Dementsprechend gilt: Je wärmer es ist, desto mehr muss man trinken.

Dehydration

Dehydration lässt sich auf verschiedene Arten feststellen. Das Körpergewicht ist ein Referenzpunkt. Ein genereller Richtwert: Eine Reduzierung von ein bis zwei Prozent des Körpergewichts nach der Belastung deutet auf eine unzureichende Flüssigkeitszufuhr hin.

Als schnelle und einfache Hinweisgeber lassen sich zudem die Farbe des ausgeschiedenen Urins nutzen: Je dunkler, desto dehydrierter.

Die Kaffee-Frage

Wirkt Kaffee harntreibend? In Maßen genossen ist Kaffee kein Problem, vor allem wenn der Körper Koffeinkonsum gewohnt ist. Koffein regt zwar die Durchblutung der Nieren an, hemmt aber auch gleichzeitig das Hormon ADH, das für die Flüssigkeitsausscheidung aus den Nieren verantwortlich ist.

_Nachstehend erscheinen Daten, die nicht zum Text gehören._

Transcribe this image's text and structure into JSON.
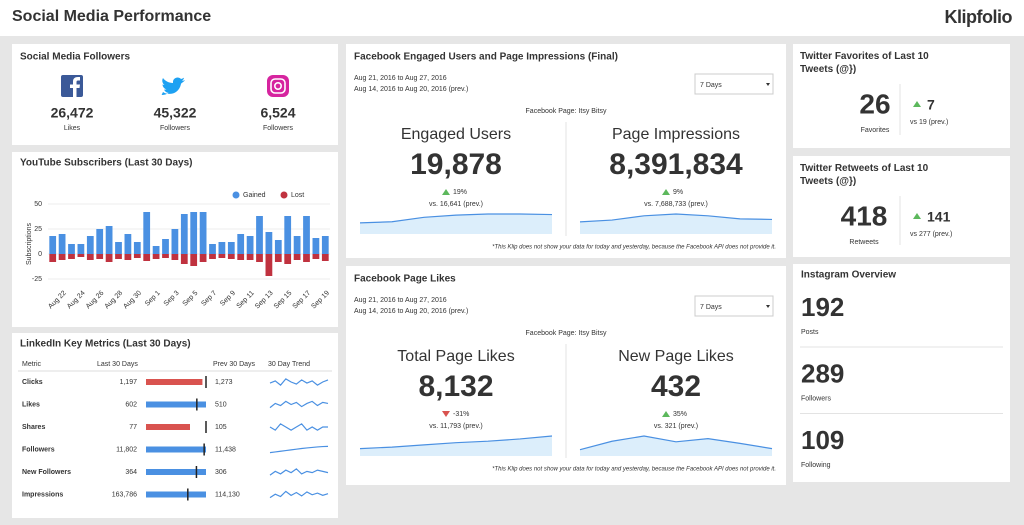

Ein übermäßiger Wasserverlust ist also in der Regel laut Theorie nicht zu befürchten. Zudem wirkt Koffein anregend – einst stand es sogar auf der Dopingliste (in hohen Dosen).

Glycerol

Studien US-amerikanischer Forschergruppen haben gezeigt, dass die Einnahme eines glycerolhaltigen Getränks vor oder während der Belastung in einer geringeren Herzfrequenz, einer niedrigeren Körpertemperatur sowie einer längeren Leistungsfähigkeit resultieren kann.

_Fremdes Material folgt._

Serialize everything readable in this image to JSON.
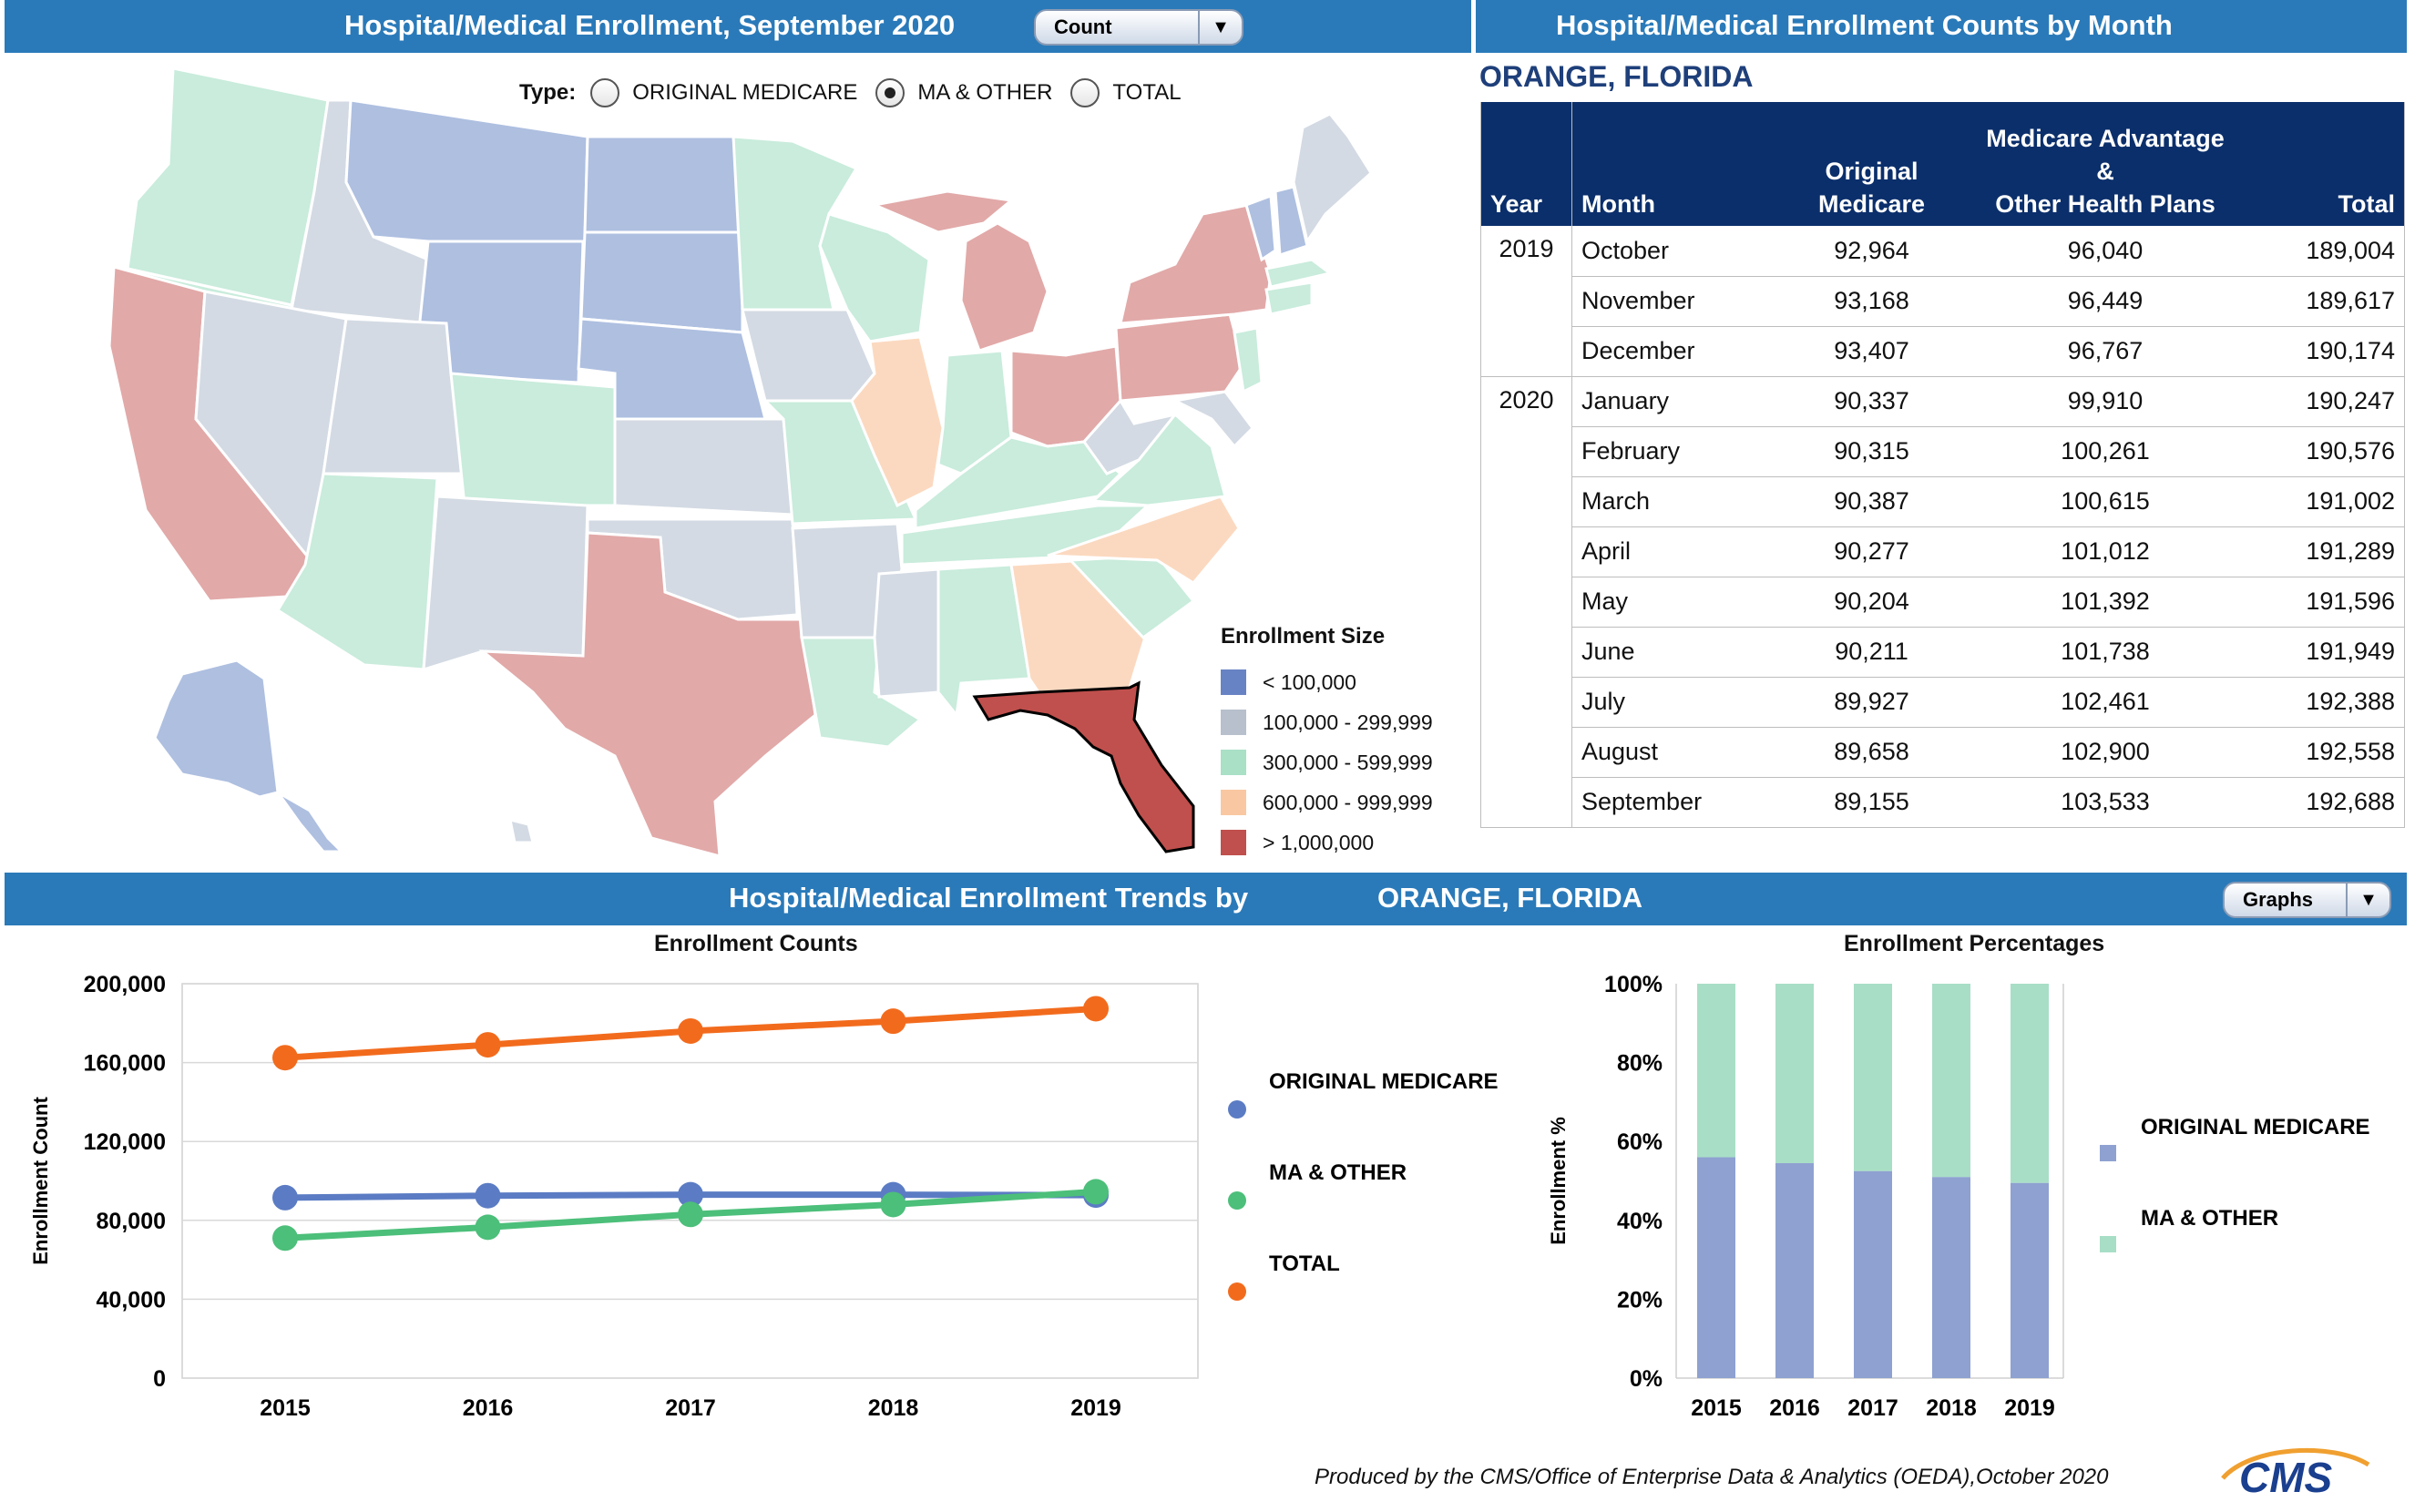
{
  "header_left": {
    "title": "Hospital/Medical Enrollment, September 2020",
    "dropdown_value": "Count"
  },
  "header_right": {
    "title": "Hospital/Medical Enrollment Counts by Month"
  },
  "type_selector": {
    "label": "Type:",
    "options": [
      {
        "label": "ORIGINAL MEDICARE",
        "selected": false
      },
      {
        "label": "MA & OTHER",
        "selected": true
      },
      {
        "label": "TOTAL",
        "selected": false
      }
    ]
  },
  "map": {
    "colors": {
      "lt100k": "#aebfe0",
      "100k_300k": "#d3dae3",
      "300k_600k": "#c9ecdc",
      "600k_1m": "#fbd9c0",
      "gt1m": "#e1a9a8",
      "selected": "#c0504d"
    },
    "selected_state_icon": "florida-highlight"
  },
  "legend": {
    "title": "Enrollment Size",
    "items": [
      {
        "label": "< 100,000",
        "color": "#6883c4"
      },
      {
        "label": "100,000 - 299,999",
        "color": "#b7c0cc"
      },
      {
        "label": "300,000 - 599,999",
        "color": "#a9e0c6"
      },
      {
        "label": "600,000 - 999,999",
        "color": "#f9c8a2"
      },
      {
        "label": "> 1,000,000",
        "color": "#c0504d"
      }
    ]
  },
  "table": {
    "county": "ORANGE, FLORIDA",
    "headers": {
      "year": "Year",
      "month": "Month",
      "orig_l1": "Original",
      "orig_l2": "Medicare",
      "ma_l1": "Medicare Advantage &",
      "ma_l2": "Other Health Plans",
      "total": "Total"
    },
    "rows": [
      {
        "year": "2019",
        "month": "October",
        "orig": "92,964",
        "ma": "96,040",
        "total": "189,004"
      },
      {
        "year": "",
        "month": "November",
        "orig": "93,168",
        "ma": "96,449",
        "total": "189,617"
      },
      {
        "year": "",
        "month": "December",
        "orig": "93,407",
        "ma": "96,767",
        "total": "190,174"
      },
      {
        "year": "2020",
        "month": "January",
        "orig": "90,337",
        "ma": "99,910",
        "total": "190,247"
      },
      {
        "year": "",
        "month": "February",
        "orig": "90,315",
        "ma": "100,261",
        "total": "190,576"
      },
      {
        "year": "",
        "month": "March",
        "orig": "90,387",
        "ma": "100,615",
        "total": "191,002"
      },
      {
        "year": "",
        "month": "April",
        "orig": "90,277",
        "ma": "101,012",
        "total": "191,289"
      },
      {
        "year": "",
        "month": "May",
        "orig": "90,204",
        "ma": "101,392",
        "total": "191,596"
      },
      {
        "year": "",
        "month": "June",
        "orig": "90,211",
        "ma": "101,738",
        "total": "191,949"
      },
      {
        "year": "",
        "month": "July",
        "orig": "89,927",
        "ma": "102,461",
        "total": "192,388"
      },
      {
        "year": "",
        "month": "August",
        "orig": "89,658",
        "ma": "102,900",
        "total": "192,558"
      },
      {
        "year": "",
        "month": "September",
        "orig": "89,155",
        "ma": "103,533",
        "total": "192,688"
      }
    ]
  },
  "trends_bar": {
    "title": "Hospital/Medical Enrollment Trends by",
    "county": "ORANGE, FLORIDA",
    "dropdown_value": "Graphs"
  },
  "chart_data": [
    {
      "type": "line",
      "title": "Enrollment Counts",
      "ylabel": "Enrollment Count",
      "x": [
        "2015",
        "2016",
        "2017",
        "2018",
        "2019"
      ],
      "ylim": [
        0,
        200000
      ],
      "yticks": [
        "0",
        "40,000",
        "80,000",
        "120,000",
        "160,000",
        "200,000"
      ],
      "series": [
        {
          "name": "ORIGINAL MEDICARE",
          "color": "#5b7cc4",
          "values": [
            91500,
            92500,
            93000,
            93000,
            92800
          ]
        },
        {
          "name": "MA & OTHER",
          "color": "#4cbf7a",
          "values": [
            71000,
            76500,
            83000,
            88000,
            94500
          ]
        },
        {
          "name": "TOTAL",
          "color": "#f26b1d",
          "values": [
            162500,
            169000,
            176000,
            181000,
            187300
          ]
        }
      ]
    },
    {
      "type": "bar",
      "stacked": true,
      "title": "Enrollment Percentages",
      "ylabel": "Enrollment %",
      "categories": [
        "2015",
        "2016",
        "2017",
        "2018",
        "2019"
      ],
      "ylim": [
        0,
        100
      ],
      "yticks": [
        "0%",
        "20%",
        "40%",
        "60%",
        "80%",
        "100%"
      ],
      "series": [
        {
          "name": "ORIGINAL MEDICARE",
          "color": "#8ea1d0",
          "values": [
            56,
            54.5,
            52.5,
            51,
            49.5
          ]
        },
        {
          "name": "MA & OTHER",
          "color": "#a8dec6",
          "values": [
            44,
            45.5,
            47.5,
            49,
            50.5
          ]
        }
      ]
    }
  ],
  "footer": {
    "note": "Produced by the CMS/Office of Enterprise Data & Analytics (OEDA),October 2020",
    "logo_text": "CMS"
  }
}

Durch Glycerol vergrößert sich das Flüssigkeitsvolumen in der Zellen. Aber: Bei zu hoher Dosierung drohen Magen-Darm-Beschwerden. Bis zur Jahreswende war Glycerol von der WADA als verbotene Substanz gelistet. Ergo: Aus gutem Grund ist das Mittel verpönt.

Wettkampf-Rezept

Robert Petzold, ein Spitzen-Radmarathonfahrer, hat nach Jahren des Probierens sein Renn-Rezept entwickelt: 60 Gramm Maltodextrin, 20 Gramm Fructose pro 0,7-Liter-Flasche, dazu eine Messerspitze Salz.